ないと困るだろ「レッカさん、とうとう体に機械いれるんですってね」
「……は?」
聞いてない。そう言えば組んだこともない後輩が意外そうに声をあげた。その声を聞いて、別にレッカが俺に了解を取る必要はないのだと想い至るがわざわざ言い出すことでもないだろう。
「……レッカはどこも機械化しない……だろ。アイツのこだわりっつーか、そもそもやる必要がない」
感覚がない機械の足で蹴り倒せば確かに威力はあがるだろうが、精度は落ちるだろうし扱いに慣れるまで時間がかかる。たかだか数週間でも戦線から離れるのを嫌がるイカレ野郎がそんなまどろっこしい真似をするとは思えない。
「それにレッカが最近した大きな怪我って指だろ? アイツは銃を使わないから機械化してまで保つ意味もないっていうか……」
「いや、日常生活でも指は動かせたほうがいいでしょう……」
「え……? だって薬指と小指だぞ?」
あんま使わないだろ。俺の言葉にドン引きした様子の後輩は、今すぐにでもこの場を離れたくなったんだろう。「まぁ、噂程度なんで」と言い訳のように呟いてその場を後にした。俺は真っ先にレッカの部屋に向かう。アイツの体はアイツのものだけど、なんだか無性に気にくわなかった。
「聞いてない」
「言ってないからな」
部屋まで押し掛けてみれば、アイツは機械化に当たっての手続きを進めているところだった。机の上には読むと考えただけでげんなりするような書類が散乱していて、こんな労力を払ってまで、嫌がっていた機械化をする意味がわからない。
「この前吹っ飛んだのって指だろ?」
「オマエ……逆にオレ様の指が吹っ飛んでんのを見てるくせに、よくそんな口が利けるよな……」
バカやろう、と俺と小突くレッカの左手にはあるべき指が二本ない。警告を無視して危険区域に入ったバカ野郎の命を守るためにレッカの指は吹っ飛んだ。
「……ま、カイの言いたいことはわかるぜ」
知ったようなことを言う。こういうときのレッカはだいたい全部をわかってる。
「機械だなんだってのはどーでもいいことで……オマエはオレ様がなんの相談もしなかったことに怒ってるんだよなぁ?」
「……悪いかよ」
そうだ。別に機械化でもなんでもしたらいい。ただ、バディである俺への相談もなしに決めるのは気にくわない。

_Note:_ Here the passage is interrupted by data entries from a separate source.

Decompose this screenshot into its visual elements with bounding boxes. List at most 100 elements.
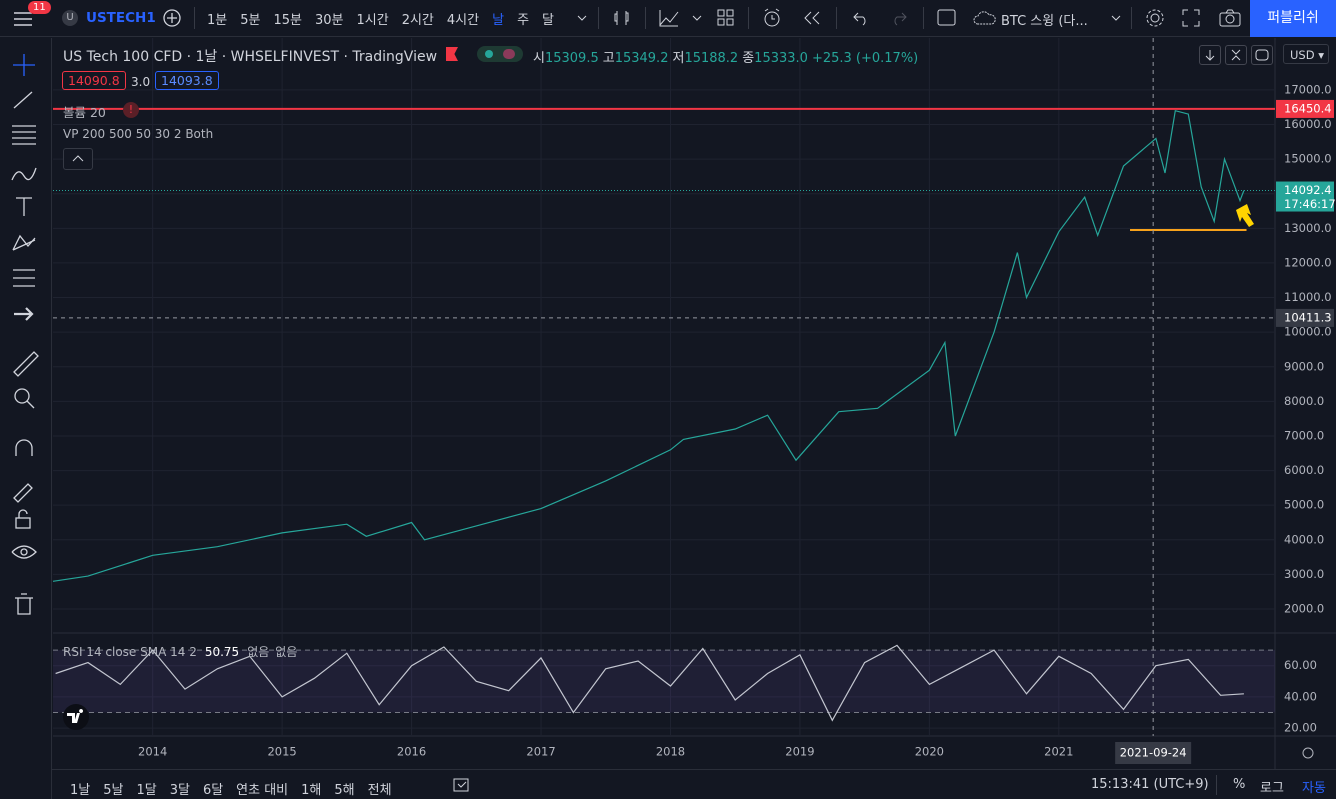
arrow-tool[interactable] xyxy=(14,307,34,321)
undo-button[interactable] xyxy=(852,10,870,26)
x-tick-label: 2014 xyxy=(138,745,167,759)
interval-button[interactable]: 5분 xyxy=(240,13,261,28)
last-price-badge xyxy=(1276,181,1334,212)
interval-button[interactable]: 1분 xyxy=(207,13,228,28)
y-tick-label: 3000.0 xyxy=(1284,567,1324,581)
fullscreen-button[interactable] xyxy=(1182,9,1200,27)
delete-tool[interactable] xyxy=(15,593,33,615)
crosshair-tool[interactable] xyxy=(13,54,35,76)
interval-button[interactable]: 달 xyxy=(542,13,555,28)
reset-pane[interactable] xyxy=(1251,45,1273,65)
log-toggle[interactable]: 로그 xyxy=(1260,781,1284,796)
redo-button[interactable] xyxy=(890,10,908,26)
menu-icon[interactable] xyxy=(12,10,34,28)
y-tick-label: 7000.0 xyxy=(1284,428,1324,442)
range-button[interactable]: 5해 xyxy=(334,783,355,798)
bid-price[interactable]: 14090.8 xyxy=(62,71,126,90)
range-button[interactable]: 1해 xyxy=(301,783,322,798)
layout-name-text: BTC 스윙 (다 xyxy=(1001,14,1076,29)
range-button[interactable]: 6달 xyxy=(202,783,224,798)
separator xyxy=(1131,7,1132,29)
collapse-legend[interactable] xyxy=(63,148,93,170)
range-button[interactable]: 5날 xyxy=(103,783,124,798)
compare-button[interactable] xyxy=(162,8,182,28)
rsi-extra: 없음 xyxy=(247,645,270,659)
indicators-button[interactable] xyxy=(658,8,680,28)
separator xyxy=(836,7,837,29)
replay-button[interactable] xyxy=(802,10,822,26)
trendline-tool[interactable] xyxy=(13,91,33,109)
rsi-line xyxy=(55,644,1244,722)
rsi-value: 50.75 xyxy=(204,645,240,659)
publish-button[interactable]: 퍼블리쉬 xyxy=(1250,0,1336,37)
date-range-button[interactable] xyxy=(452,777,472,793)
range-button[interactable]: 1날 xyxy=(70,783,91,798)
zoom-tool[interactable] xyxy=(14,388,30,404)
clock[interactable]: 15:13:41 (UTC+9) xyxy=(1091,777,1209,792)
auto-toggle[interactable]: 자동 xyxy=(1302,781,1326,796)
settings-button[interactable] xyxy=(1144,7,1166,29)
spread: 3.0 xyxy=(131,75,151,89)
lock-tool[interactable] xyxy=(15,517,31,529)
cloud-icon xyxy=(973,11,996,25)
plot xyxy=(52,38,1275,736)
rsi-legend: RSI 14 close SMA 14 2 50.75 없음 없음 xyxy=(63,643,303,660)
templates-button[interactable] xyxy=(717,9,735,27)
maximize-pane[interactable] xyxy=(1225,45,1247,65)
alert-button[interactable] xyxy=(761,7,783,29)
y-tick-label: 60.00 xyxy=(1284,658,1317,672)
brush-tool[interactable] xyxy=(11,167,37,181)
separator xyxy=(748,7,749,29)
currency-select[interactable]: USD ▾ xyxy=(1283,44,1329,64)
pattern-tool[interactable] xyxy=(12,234,36,251)
text-tool[interactable] xyxy=(16,197,32,216)
chart-title: US Tech 100 CFD · 1날 · WHSELFINVEST · Tr… xyxy=(63,49,438,65)
scroll-down[interactable] xyxy=(1199,45,1221,65)
ohlc-value: 15188.2 xyxy=(684,51,739,66)
snapshot-button[interactable] xyxy=(1219,9,1241,27)
rsi-title: RSI 14 close SMA 14 2 xyxy=(63,645,197,659)
interval-button[interactable]: 15분 xyxy=(273,13,302,28)
chart-type-button[interactable] xyxy=(612,8,632,28)
fib-tool[interactable] xyxy=(12,125,36,145)
range-button[interactable]: 3달 xyxy=(169,783,190,798)
ask-price[interactable]: 14093.8 xyxy=(155,71,219,90)
settings-gear[interactable] xyxy=(1302,747,1314,759)
flag-icon[interactable] xyxy=(446,47,458,61)
range-button[interactable]: 연초 대비 xyxy=(236,783,289,798)
symbol-name[interactable]: USTECH1 xyxy=(86,10,156,26)
lock-draw-tool[interactable] xyxy=(13,483,33,503)
interval-button[interactable]: 2시간 xyxy=(401,13,434,28)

「俺はバディだ。機械化をしたら変わることがいくつもあるだろ……相談される権利くらいある」
「こっちにゃ言う義理もねぇけどな」
そう言ってコイツは俺の目の前で書類にサインをした。指の欠けた左手を開いて、握って、開いて、笑う。
「それに、これはカイのためでもあるんだぜ?」
「俺の……?」
レッカが俺の左手を取った。その薬指に口づけて、ニッと笑う。
「オレ様の薬指がなかったら……エンゲージリングがはめられないだろ?」
「……は?」
「オマエがオレ様に惚れてんの、オマエは気づいてなくても天才のオレ様にはわかんだよ」
オマエは案外ロマンチックだから。そう言われて頬がカッと熱くなる。羞恥でも怒りでもなく、ただ混乱しただけでもこんなに頬に血が集まるなんて初めて知った。
「……俺がオマエを……好き……?」
「あーあ、だから相談しなかったのに」
その顔が見たくなかったんだよ、とレッカが笑う。呆然とする俺を見ながら、レッカは「ここはカイのために空けておいてやるよ」と指の欠けた左手をひらひらと振った。